RoboBee learns to perch to save enrgy

Engineers at Harvard University have given their robotic bee the ability to perch like a butterfly. The upgrade saves the tiny robots energy and brings the deployment of a new miniature class of search and rescue drones one step closer to reality(photo grabbed from Reuters video)
Engineers at Harvard University have given their robotic bee the ability to perch like a butterfly. The upgrade saves the tiny robots energy and brings the deployment of a new miniature class of search and rescue drones one step closer to reality(photo grabbed from Reuters video)

MASSACHUSETTS, United States (Reuters) — Harvard’s RoboBees have been upgraded. The tiny robots, the smallest flying drones ever developed, are now capable of perching like a bat to save energy, according to its makers at the Harvard John A. Paulson School of Engineering and Applied Sciences (SEAS) and the Wyss Institute for Biologically Inspired Engineering at Harvard University.

The team used electrostatic adhesion, the same basic science that causes a balloon to stick to a wall, to give their microbots a rest during flight.

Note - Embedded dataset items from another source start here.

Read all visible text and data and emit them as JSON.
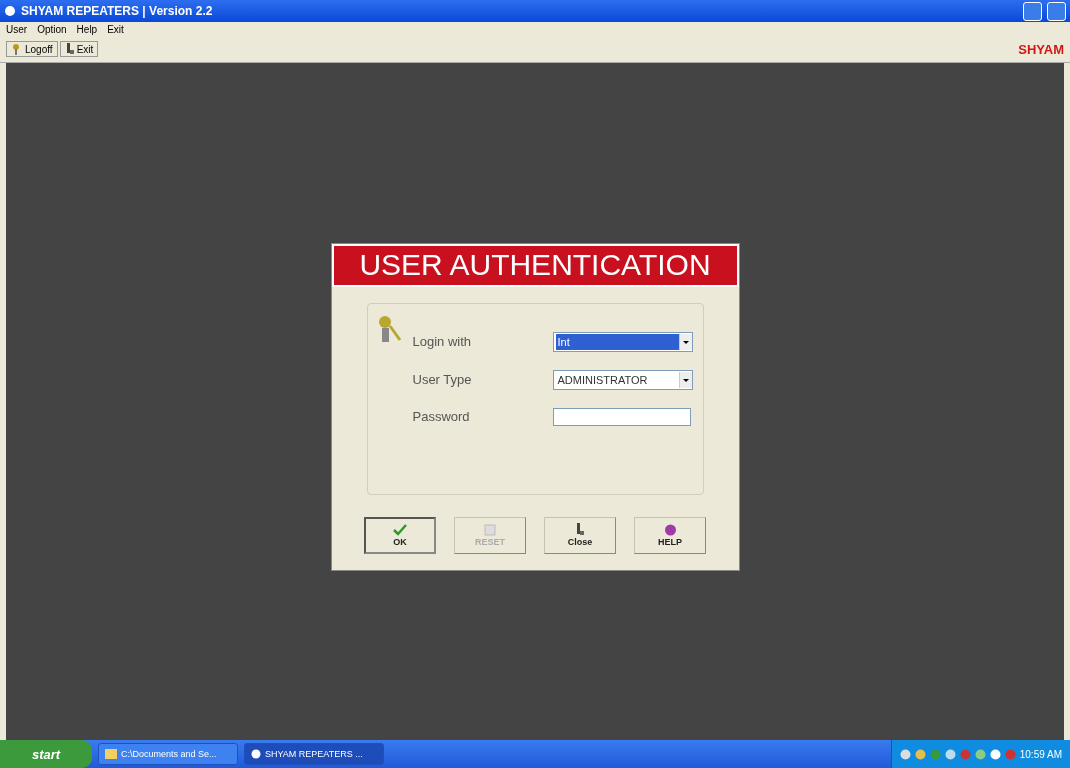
{
  "window": {
    "title": "SHYAM REPEATERS  |  Version 2.2"
  },
  "menu": [
    "User",
    "Option",
    "Help",
    "Exit"
  ],
  "toolbar": [
    {
      "label": "Logoff",
      "kind": "keys"
    },
    {
      "label": "Exit",
      "kind": "exit"
    }
  ],
  "brand": "SHYAM",
  "dialog": {
    "title": "USER AUTHENTICATION",
    "fields": [
      {
        "label": "Login with",
        "kind": "select",
        "value": "Int",
        "selected": true
      },
      {
        "label": "User Type",
        "kind": "select",
        "value": "ADMINISTRATOR",
        "selected": false
      },
      {
        "label": "Password",
        "kind": "password"
      }
    ],
    "buttons": [
      {
        "label": "OK",
        "kind": "ok",
        "disabled": false,
        "default": true
      },
      {
        "label": "RESET",
        "kind": "reset",
        "disabled": true,
        "default": false
      },
      {
        "label": "Close",
        "kind": "close",
        "disabled": false,
        "default": false
      },
      {
        "label": "HELP",
        "kind": "help",
        "disabled": false,
        "default": false
      }
    ]
  },
  "taskbar": {
    "start": "start",
    "tasks": [
      {
        "label": "C:\\Documents and Se...",
        "kind": "folder",
        "selected": false
      },
      {
        "label": "SHYAM REPEATERS ...",
        "kind": "app",
        "selected": true
      }
    ],
    "clock": "10:59 AM"
  }
}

When you rub a balloon it becomes negatively charged. If the charged balloon is brought close to a wall, its negative charge forces some of the wall’s electrons away, leaving the surface positively charged. The attraction between opposite charges then causes the balloon to stick to the wall. The RoboBee applies a small amount of energy to create and maintain the same attraction.

The robot was fitted with an electrode patch and a foam mount that absorbs shock to perch on surfaces and conserve energy in flight.

The new perching components weigh 13.4 mg, bringing the total weight of the robot to about 100mg – similar to the weight of a real bee. The robot takes off and flies normally. When the electrode patch is supplied with a charge, it can stick to almost any surface, from glass to wood to a leaf. To detach, the power supply is simply switched off.

The patch requires about 1000 times less power to perch than it does to hover, offering to dramatically extend the operational life of the robot.

The upgrade brings the ultimate goal of swarms of tiny drones that could be used in military surveillance or search and rescue operations one step closer to reality.

The research was funded by the National Science Foundation, the Wyss Institute for Biologically Inspired Engineering, and the Swiss Study Foundation.